Não precisamos de discursos belicistas, nem de mais investimento militar, nem de pertencer a qualquer aliança bélica. Queremos políticas sociais, para a paz e
o bem comum, um SNS robusto, um sistema de educação universal e gratuito, inclusivo e de qualidade. Precisamos de acabar com o negócio da guerra e de saber
acolher todas as pessoas refugiadas.
 

Denunciamos a discriminação e o racismo sofridos por pessoas racializadas que tentavam fugir da Ucrânia. 

Condenamos as políticas que privilegiam refugiades de umas nacionalidades sobre outras. Direito a existir, 

para que democracia signifique paz, direitos sociais, culturais e políticos, e respeito por todas as pessoas.
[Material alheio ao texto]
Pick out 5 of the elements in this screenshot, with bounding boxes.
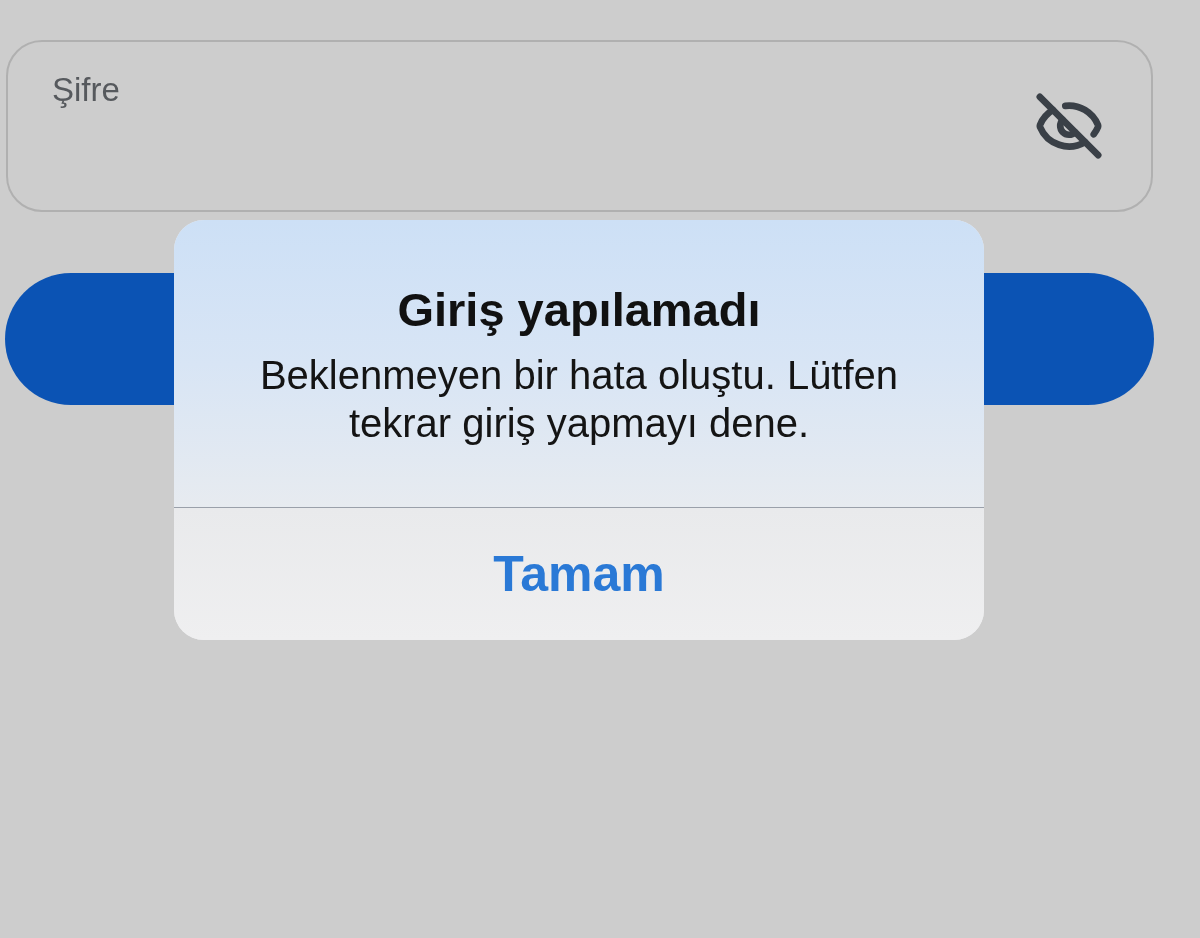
eye-off-icon[interactable] — [1034, 91, 1104, 161]
alert-title: Giriş yapılamadı — [397, 284, 761, 336]
alert-message: Beklenmeyen bir hata oluştu. Lütfen tekrar giriş yapmayı dene. — [258, 352, 900, 447]
password-field[interactable]: Şifre — [6, 40, 1153, 212]
field-label: Şifre — [52, 70, 120, 110]
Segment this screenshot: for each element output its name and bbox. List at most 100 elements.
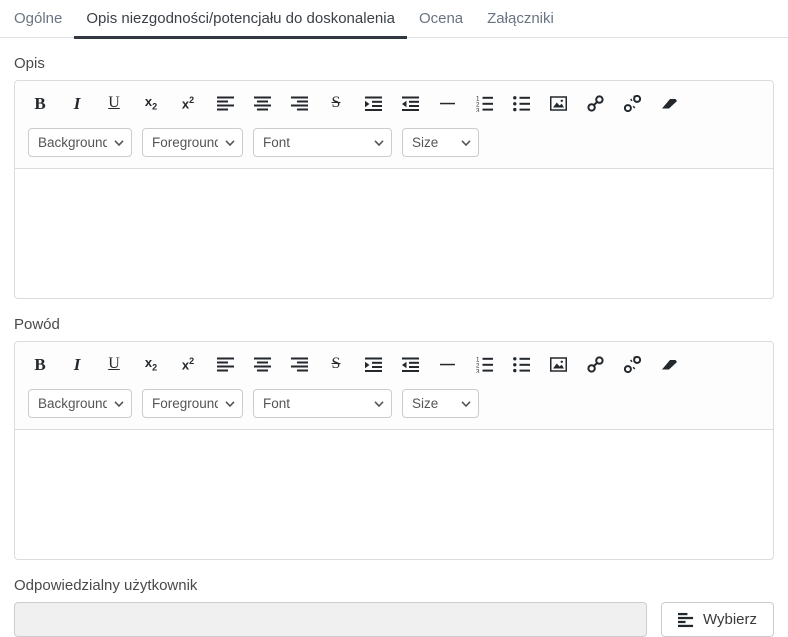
- subscript-icon: x2: [145, 95, 157, 112]
- outdent-icon: [402, 95, 419, 112]
- svg-text:3: 3: [476, 368, 480, 373]
- underline-icon: U: [108, 95, 120, 111]
- indent-button[interactable]: [361, 352, 385, 376]
- foreground-select[interactable]: Foreground: [142, 389, 243, 418]
- powod-content-area[interactable]: [15, 429, 773, 559]
- toolbar-selects-row: Background Foreground Font Size: [28, 128, 760, 157]
- subscript-button[interactable]: x2: [139, 352, 163, 376]
- underline-button[interactable]: U: [102, 91, 126, 115]
- wybierz-button[interactable]: Wybierz: [661, 602, 774, 637]
- remove-format-icon: [661, 356, 678, 373]
- align-left-icon: [217, 356, 234, 373]
- svg-text:3: 3: [476, 107, 480, 112]
- subscript-icon: x2: [145, 356, 157, 373]
- opis-rich-text-editor: B I Ux2 x2 S 123 Background Foreground Font Size: [14, 80, 774, 299]
- font-select-wrap: Font: [253, 128, 392, 157]
- italic-icon: I: [74, 95, 81, 112]
- italic-button[interactable]: I: [65, 352, 89, 376]
- align-right-button[interactable]: [287, 91, 311, 115]
- align-right-button[interactable]: [287, 352, 311, 376]
- tab-zalaczniki[interactable]: Załączniki: [475, 0, 566, 37]
- unlink-icon: [624, 356, 641, 373]
- unlink-button[interactable]: [620, 91, 644, 115]
- opis-editor-toolbar: B I Ux2 x2 S 123 Background Foreground Font Size: [15, 81, 773, 168]
- list-icon: [678, 612, 694, 628]
- background-select[interactable]: Background: [28, 128, 132, 157]
- background-select-wrap: Background: [28, 389, 132, 418]
- unordered-list-icon: [513, 356, 530, 373]
- foreground-select-wrap: Foreground: [142, 389, 243, 418]
- powod-editor-toolbar: B I Ux2 x2 S 123 Background Foreground Font Size: [15, 342, 773, 429]
- form-content: Opis BIUx2x2S123 BackgroundForegroundFon…: [0, 55, 788, 637]
- indent-button[interactable]: [361, 91, 385, 115]
- unlink-icon: [624, 95, 641, 112]
- remove-format-icon: [661, 95, 678, 112]
- strikethrough-button[interactable]: S: [324, 91, 348, 115]
- size-select[interactable]: Size: [402, 389, 479, 418]
- font-select[interactable]: Font: [253, 128, 392, 157]
- size-select-wrap: Size: [402, 389, 479, 418]
- align-left-button[interactable]: [213, 352, 237, 376]
- align-center-icon: [254, 356, 271, 373]
- bold-icon: B: [34, 95, 45, 112]
- strikethrough-button[interactable]: S: [324, 352, 348, 376]
- opis-content-area[interactable]: [15, 168, 773, 298]
- align-left-icon: [217, 95, 234, 112]
- bold-button[interactable]: B: [28, 91, 52, 115]
- background-select[interactable]: Background: [28, 389, 132, 418]
- superscript-button[interactable]: x2: [176, 352, 200, 376]
- powod-rich-text-editor: B I Ux2 x2 S 123 Background Foreground Font Size: [14, 341, 774, 560]
- tab-opis-niezgodnosci[interactable]: Opis niezgodności/potencjału do doskonal…: [74, 0, 407, 39]
- remove-format-button[interactable]: [657, 91, 681, 115]
- ordered-list-button[interactable]: 123: [472, 91, 496, 115]
- strikethrough-icon: S: [332, 356, 341, 372]
- insert-image-button[interactable]: [546, 352, 570, 376]
- align-left-button[interactable]: [213, 91, 237, 115]
- align-center-button[interactable]: [250, 91, 274, 115]
- align-right-icon: [291, 95, 308, 112]
- subscript-button[interactable]: x2: [139, 91, 163, 115]
- responsible-user-input[interactable]: [14, 602, 647, 637]
- link-button[interactable]: [583, 91, 607, 115]
- underline-button[interactable]: U: [102, 352, 126, 376]
- insert-image-icon: [550, 95, 567, 112]
- tab-bar: Ogólne Opis niezgodności/potencjału do d…: [0, 0, 788, 38]
- remove-format-button[interactable]: [657, 352, 681, 376]
- foreground-select[interactable]: Foreground: [142, 128, 243, 157]
- horizontal-rule-button[interactable]: [435, 91, 459, 115]
- responsible-user-row: Wybierz: [14, 602, 774, 637]
- toolbar-buttons-row: B I Ux2 x2 S 123: [28, 91, 760, 115]
- insert-image-button[interactable]: [546, 91, 570, 115]
- ordered-list-button[interactable]: 123: [472, 352, 496, 376]
- opis-section: Opis BIUx2x2S123 BackgroundForegroundFon…: [14, 55, 774, 299]
- responsible-user-label: Odpowiedzialny użytkownik: [14, 577, 774, 594]
- superscript-icon: x2: [182, 357, 194, 371]
- tab-ogolne[interactable]: Ogólne: [2, 0, 74, 37]
- ordered-list-icon: 123: [476, 356, 493, 373]
- powod-label: Powód: [14, 316, 774, 333]
- outdent-button[interactable]: [398, 352, 422, 376]
- bold-icon: B: [34, 356, 45, 373]
- italic-button[interactable]: I: [65, 91, 89, 115]
- superscript-button[interactable]: x2: [176, 91, 200, 115]
- italic-icon: I: [74, 356, 81, 373]
- horizontal-rule-icon: [439, 356, 456, 373]
- unordered-list-button[interactable]: [509, 91, 533, 115]
- underline-icon: U: [108, 356, 120, 372]
- size-select[interactable]: Size: [402, 128, 479, 157]
- strikethrough-icon: S: [332, 95, 341, 111]
- tab-ocena[interactable]: Ocena: [407, 0, 475, 37]
- toolbar-selects-row: Background Foreground Font Size: [28, 389, 760, 418]
- align-center-button[interactable]: [250, 352, 274, 376]
- bold-button[interactable]: B: [28, 352, 52, 376]
- horizontal-rule-button[interactable]: [435, 352, 459, 376]
- unordered-list-button[interactable]: [509, 352, 533, 376]
- unlink-button[interactable]: [620, 352, 644, 376]
- font-select[interactable]: Font: [253, 389, 392, 418]
- superscript-icon: x2: [182, 96, 194, 110]
- align-right-icon: [291, 356, 308, 373]
- foreground-select-wrap: Foreground: [142, 128, 243, 157]
- outdent-button[interactable]: [398, 91, 422, 115]
- toolbar-buttons-row: B I Ux2 x2 S 123: [28, 352, 760, 376]
- link-button[interactable]: [583, 352, 607, 376]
A Europa tem sangue nas mãos. Continua focada em políticas de “retorno” de migrantes e refugiades e de proteção 

securitária das suas fronteiras, como se vê na Polónia e na Hungria. Favorece o tráfico de pessoas e dificulta os 

processos de asilo em vez de criar rotas seguras e políticas de cooperação para o desenvolvimento dos países de origem. 

Faltam meios e mecanismos para o combate ao tráfico de pessoas, ao trabalho forçado e à exploração laboral. 

Falta financiamento para acolher e integrar todas as pessoas refugiadas e necessitadas de proteção internacional que 

chegam ao país, com prioridade ao direito a habitação digna e adequada.

Repudiamos os acordos entre a UE e a Turquia, e entre o Reino Unido e o Ruanda, para retenção, detenção e expulsão 

de pessoas refugiadas, violando os acordos internacionais de acolhimento de refugiades na Grécia, Turquia e Egito.


Exigimos o reconhecimento do estatuto de refugiades do clima e políticas de acolhimento, integração e autonomização. 

Basta de pessoas detidas em campos de refugiades. Exigimos também o reconhecimento e apoio às pessoas LGBTI+ 

que vivem deslocadas em países nos quais a sua existência é criminalizada. Exigimos o fim do falso modelo de acolhimento 

que detém pessoas migrantes e refugiadas ao verem recusada a entrada no país, propiciando abusos e violência. 

Não esquecemos Ihor Homenyuk.


Celebrar em resistência, porque persistem sintomas dum sistema misógino, racista, capacitista e lgbti-fóbico. 

Estamos em luta constante para manter e aprofundar os direitos que nos esforçamos tanto por obter.

Direito a existir, mas uma vida que valha a pena para todas as pessoas. Direito a celebrar, porque existimos e resistimos.

Direito a resistir, porque nada é dado, mas juntes somos mais fortes e tudo se alcança!

A Marcha voltou.

A Marcha sempre aqui esteve, a Marcha é viva.

Em 2021, saiu espontânea. Em 2022, vem plenamente, gritar:

Direito à existência, celebrar em resistência!